– Слушай, – сказал Петр Кириллович. – Почитай мне стихи. Как тогда… Только не Миркина. Я еще не дорос до него.
– Хорошо… – не сразу согласилась Таня. – Я прочту стихи о тебе.
– Обо мне?
– Да. Иногда… Когда я думала о тебе… мне всегда вспоминались эти строчки.
– А ты все-таки… думала?
– Не часто… но бывало… Утром… Когда ты мне снился ночью…
– Значит все-таки снился?
– Сны от нас не зависят. Слушай же. По дороге, пустынной обочиной, где лежат золотые пески, что ты бродишь такой озабоченный, умирая весь день от тоски? Вон и старость, как ведьма глазастая, притаилась за ветхой ветлой. Целый день по кустарникам шастая, наблюдает она за тобой… Крепко помнил ты старое правило – осторожно по жизни идти. Осторожная мудрость направила жизнь твою по глухому пути… Не дорогой ты шел, а обочиной, не нашел ты пути своего, осторожный, всю жизнь озабоченный, неизвестно, во имя чего!

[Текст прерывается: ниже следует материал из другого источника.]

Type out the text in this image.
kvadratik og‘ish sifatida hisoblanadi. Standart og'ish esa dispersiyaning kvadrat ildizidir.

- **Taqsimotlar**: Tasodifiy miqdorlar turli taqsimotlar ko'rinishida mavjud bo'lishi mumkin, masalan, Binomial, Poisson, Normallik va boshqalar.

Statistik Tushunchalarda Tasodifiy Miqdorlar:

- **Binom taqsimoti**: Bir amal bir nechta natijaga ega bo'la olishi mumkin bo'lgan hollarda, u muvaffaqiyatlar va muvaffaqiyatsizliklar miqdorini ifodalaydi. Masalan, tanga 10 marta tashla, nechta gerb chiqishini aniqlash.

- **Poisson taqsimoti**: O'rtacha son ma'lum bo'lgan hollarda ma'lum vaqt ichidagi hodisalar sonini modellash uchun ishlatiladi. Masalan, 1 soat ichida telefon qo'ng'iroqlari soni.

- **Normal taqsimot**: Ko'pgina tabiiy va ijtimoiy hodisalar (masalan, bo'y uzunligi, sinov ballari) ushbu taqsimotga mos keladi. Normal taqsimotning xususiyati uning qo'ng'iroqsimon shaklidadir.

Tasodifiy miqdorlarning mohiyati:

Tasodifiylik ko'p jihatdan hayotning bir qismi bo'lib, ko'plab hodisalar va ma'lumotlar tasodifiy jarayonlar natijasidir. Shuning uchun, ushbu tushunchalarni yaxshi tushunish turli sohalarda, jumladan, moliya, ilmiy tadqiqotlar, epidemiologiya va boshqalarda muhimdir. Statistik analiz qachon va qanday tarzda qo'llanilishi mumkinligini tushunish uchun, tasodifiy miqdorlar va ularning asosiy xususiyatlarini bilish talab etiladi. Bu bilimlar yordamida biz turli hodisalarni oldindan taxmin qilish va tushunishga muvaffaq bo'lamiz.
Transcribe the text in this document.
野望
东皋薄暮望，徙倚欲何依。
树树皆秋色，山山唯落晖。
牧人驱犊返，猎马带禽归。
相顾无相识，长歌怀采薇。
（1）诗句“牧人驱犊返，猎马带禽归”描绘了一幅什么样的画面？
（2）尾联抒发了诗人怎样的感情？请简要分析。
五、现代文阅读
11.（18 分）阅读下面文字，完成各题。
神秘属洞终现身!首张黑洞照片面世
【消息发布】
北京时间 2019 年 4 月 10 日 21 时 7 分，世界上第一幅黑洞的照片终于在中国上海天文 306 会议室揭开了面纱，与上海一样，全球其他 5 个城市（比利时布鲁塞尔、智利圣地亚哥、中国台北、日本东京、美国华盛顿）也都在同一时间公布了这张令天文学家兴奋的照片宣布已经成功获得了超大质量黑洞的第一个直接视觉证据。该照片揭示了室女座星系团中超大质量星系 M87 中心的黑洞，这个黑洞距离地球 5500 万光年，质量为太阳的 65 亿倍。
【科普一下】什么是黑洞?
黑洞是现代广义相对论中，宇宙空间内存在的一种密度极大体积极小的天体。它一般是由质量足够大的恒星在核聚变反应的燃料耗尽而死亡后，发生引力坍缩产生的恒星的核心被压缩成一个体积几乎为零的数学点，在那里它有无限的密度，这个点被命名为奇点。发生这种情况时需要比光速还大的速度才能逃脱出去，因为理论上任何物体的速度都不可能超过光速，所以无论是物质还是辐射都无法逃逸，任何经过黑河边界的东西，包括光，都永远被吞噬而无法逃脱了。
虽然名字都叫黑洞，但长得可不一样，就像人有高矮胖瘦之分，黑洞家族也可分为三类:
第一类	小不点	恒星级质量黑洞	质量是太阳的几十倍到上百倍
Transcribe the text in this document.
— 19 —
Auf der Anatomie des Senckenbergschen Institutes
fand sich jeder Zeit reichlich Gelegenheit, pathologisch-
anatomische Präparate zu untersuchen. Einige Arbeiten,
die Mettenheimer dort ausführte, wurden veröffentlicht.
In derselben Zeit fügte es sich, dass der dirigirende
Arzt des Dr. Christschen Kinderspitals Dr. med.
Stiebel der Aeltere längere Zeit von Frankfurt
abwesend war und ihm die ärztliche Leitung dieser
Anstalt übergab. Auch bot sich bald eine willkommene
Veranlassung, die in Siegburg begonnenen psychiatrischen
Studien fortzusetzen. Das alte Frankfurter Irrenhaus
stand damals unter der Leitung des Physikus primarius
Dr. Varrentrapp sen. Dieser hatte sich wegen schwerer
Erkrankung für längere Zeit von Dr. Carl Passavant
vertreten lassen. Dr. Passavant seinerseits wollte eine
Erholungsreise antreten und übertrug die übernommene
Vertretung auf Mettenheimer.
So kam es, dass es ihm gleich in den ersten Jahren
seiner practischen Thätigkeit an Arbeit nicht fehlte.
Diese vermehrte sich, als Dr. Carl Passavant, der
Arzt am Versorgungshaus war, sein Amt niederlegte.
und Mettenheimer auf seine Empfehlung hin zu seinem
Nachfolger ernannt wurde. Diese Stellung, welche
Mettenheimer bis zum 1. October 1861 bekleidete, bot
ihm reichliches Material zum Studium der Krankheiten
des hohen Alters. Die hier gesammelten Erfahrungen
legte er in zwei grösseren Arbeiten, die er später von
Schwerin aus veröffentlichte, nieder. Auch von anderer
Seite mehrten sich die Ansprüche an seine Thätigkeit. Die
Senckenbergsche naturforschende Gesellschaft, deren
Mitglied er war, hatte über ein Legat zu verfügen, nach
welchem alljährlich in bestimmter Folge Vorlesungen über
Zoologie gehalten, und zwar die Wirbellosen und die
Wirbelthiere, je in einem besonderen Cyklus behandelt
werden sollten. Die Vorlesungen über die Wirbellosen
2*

– Крепко, – сказал Коньшин.
– Это Заболоцкий. «Неудачник».
– Я так и знал, что это про неудачника.
– Я прочитала с небольшими сокращениями.
– Понятно. А что было в сокращениях?
– Да так… про женщину.
– Про женщину нельзя пропускать. Прочти. Это интересно… Про женщину…
– Не стоит.
– Не укладывается в схему?
– Пожалуй.
– Я тебя очень прошу…
Таня отвернулась и, глядя в окно, негромко и не очень внятно стала говорить:
– Ты бы вспомнил, как в ночи прохладные жизнь твоя, загораясь в борьбе, руки девичьи, крылья холодные, положила на плечи тебе.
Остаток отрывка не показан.